The resulting table:

+------------------------------------+---------+--------+--------+--------+
| name                               | protein | carbs  | fat    | health |
+------------------------------------+---------+--------+--------+--------+
| Yves Canadian bacon                | 26.32%  | 2.63%  | 1.05%  | 22.63  |
| Field roast classic smoked sausage | 25.88%  | 10.59% | 9.41%  | 5.88   |
| Yves “the good” burger             | 17.33%  | 9.33%  | 2.67%  | 5.33   |
| Firm tofu                          | 16.47%  | 3.53%  | 8.24%  | 4.71   |
| Soft tofu                          | 8.24%   | 1.18%  | 4.12%  | 2.94   |
| PC Tempeh                          | 20.0%   | 8.24%  | 9.41%  | 2.35   |
| Tofurky Italian sausages           | 25.00%  | 8.70%  | 14.13% | 2.17   |
| Eggs                               | 12.38%  | 0.95%  | 10.48% | 0.95   |
| Lentils                            | 6.59%   | 13.18% | 0.38%  | -6.96  |
| “Dark red” kidney beans            | 7.09%   | 18.23% | 0.51%  | -11.65 |
| Organic chickpeas                  | 10.14%  | 32.68% | 3.94%  | -26.48 |
| “Only peanuts” peanut butter       | 26.67%  | 20.0%  | 46.67% | -40.00 |
| Mixed nuts                         | 18.00%  | 24.00% | 52.00% | -58.00 |
+------------------------------------+---------+--------+--------+--------+

The rough order of the list was more or less what I was expecting. Nuts having too much fat, and legumes having too many carbohydrates had been clear to me prior to running that query. I also knew the two types of tofu were roughly equivalent, and I anticipated that Yves' bacon would be near the top.

There were some surprises in that list, however. From reading the packaging, tempeh looked like it would rank higher. I didn't think the Tofurkey sausages were the worst of the wheat gluten products. Likely because they're my favourite food on this list.
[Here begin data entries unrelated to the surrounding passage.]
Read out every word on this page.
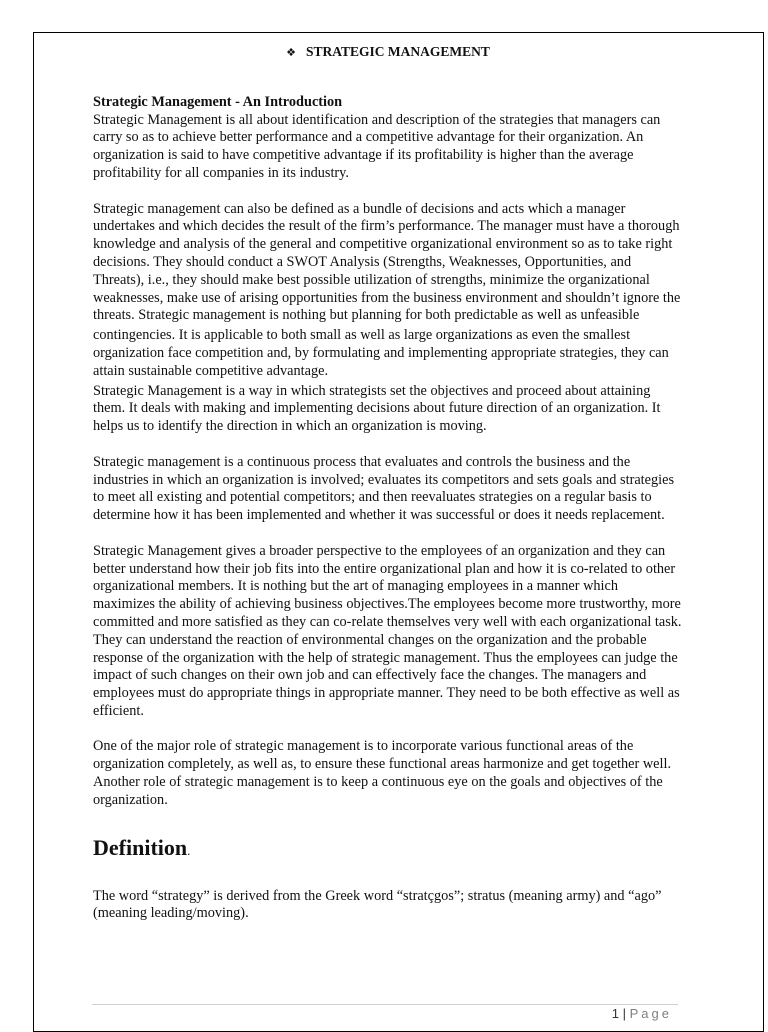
❖ STRATEGIC MANAGEMENT

Strategic Management - An Introduction
Strategic Management is all about identification and description of the strategies that managers can carry so as to achieve better performance and a competitive advantage for their organization. An organization is said to have competitive advantage if its profitability is higher than the average profitability for all companies in its industry.

Strategic management can also be defined as a bundle of decisions and acts which a manager undertakes and which decides the result of the firm’s performance. The manager must have a thorough knowledge and analysis of the general and competitive organizational environment so as to take right decisions. They should conduct a SWOT Analysis (Strengths, Weaknesses, Opportunities, and Threats), i.e., they should make best possible utilization of strengths, minimize the organizational weaknesses, make use of arising opportunities from the business environment and shouldn’t ignore the threats. Strategic management is nothing but planning for both predictable as well as unfeasible

contingencies. It is applicable to both small as well as large organizations as even the smallest organization face competition and, by formulating and implementing appropriate strategies, they can attain sustainable competitive advantage.

Strategic Management is a way in which strategists set the objectives and proceed about attaining them. It deals with making and implementing decisions about future direction of an organization. It helps us to identify the direction in which an organization is moving.

Strategic management is a continuous process that evaluates and controls the business and the industries in which an organization is involved; evaluates its competitors and sets goals and strategies to meet all existing and potential competitors; and then reevaluates strategies on a regular basis to determine how it has been implemented and whether it was successful or does it needs replacement.

Strategic Management gives a broader perspective to the employees of an organization and they can better understand how their job fits into the entire organizational plan and how it is co-related to other organizational members. It is nothing but the art of managing employees in a manner which maximizes the ability of achieving business objectives.The employees become more trustworthy, more committed and more satisfied as they can co-relate themselves very well with each organizational task. They can understand the reaction of environmental changes on the organization and the probable response of the organization with the help of strategic management. Thus the employees can judge the impact of such changes on their own job and can effectively face the changes. The managers and employees must do appropriate things in appropriate manner. They need to be both effective as well as efficient.

One of the major role of strategic management is to incorporate various functional areas of the organization completely, as well as, to ensure these functional areas harmonize and get together well. Another role of strategic management is to keep a continuous eye on the goals and objectives of the organization.

Definition.

The word “strategy” is derived from the Greek word “stratçgos”; stratus (meaning army) and “ago” (meaning leading/moving).

1 | Page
The bad news for me is that peanut butter and chickpeas are relatively bad choices for my diet, so I'll need to be careful with how much I each. The good news is that the top three foods–Yves' Canadian bacon, field roast sausages, and Yves' standard burgers–are all foods I like a lot, and I'm already eating the burgers and sausages often. Now that I know how healthy the bacon is for me, I'll start finding more meals to add it to.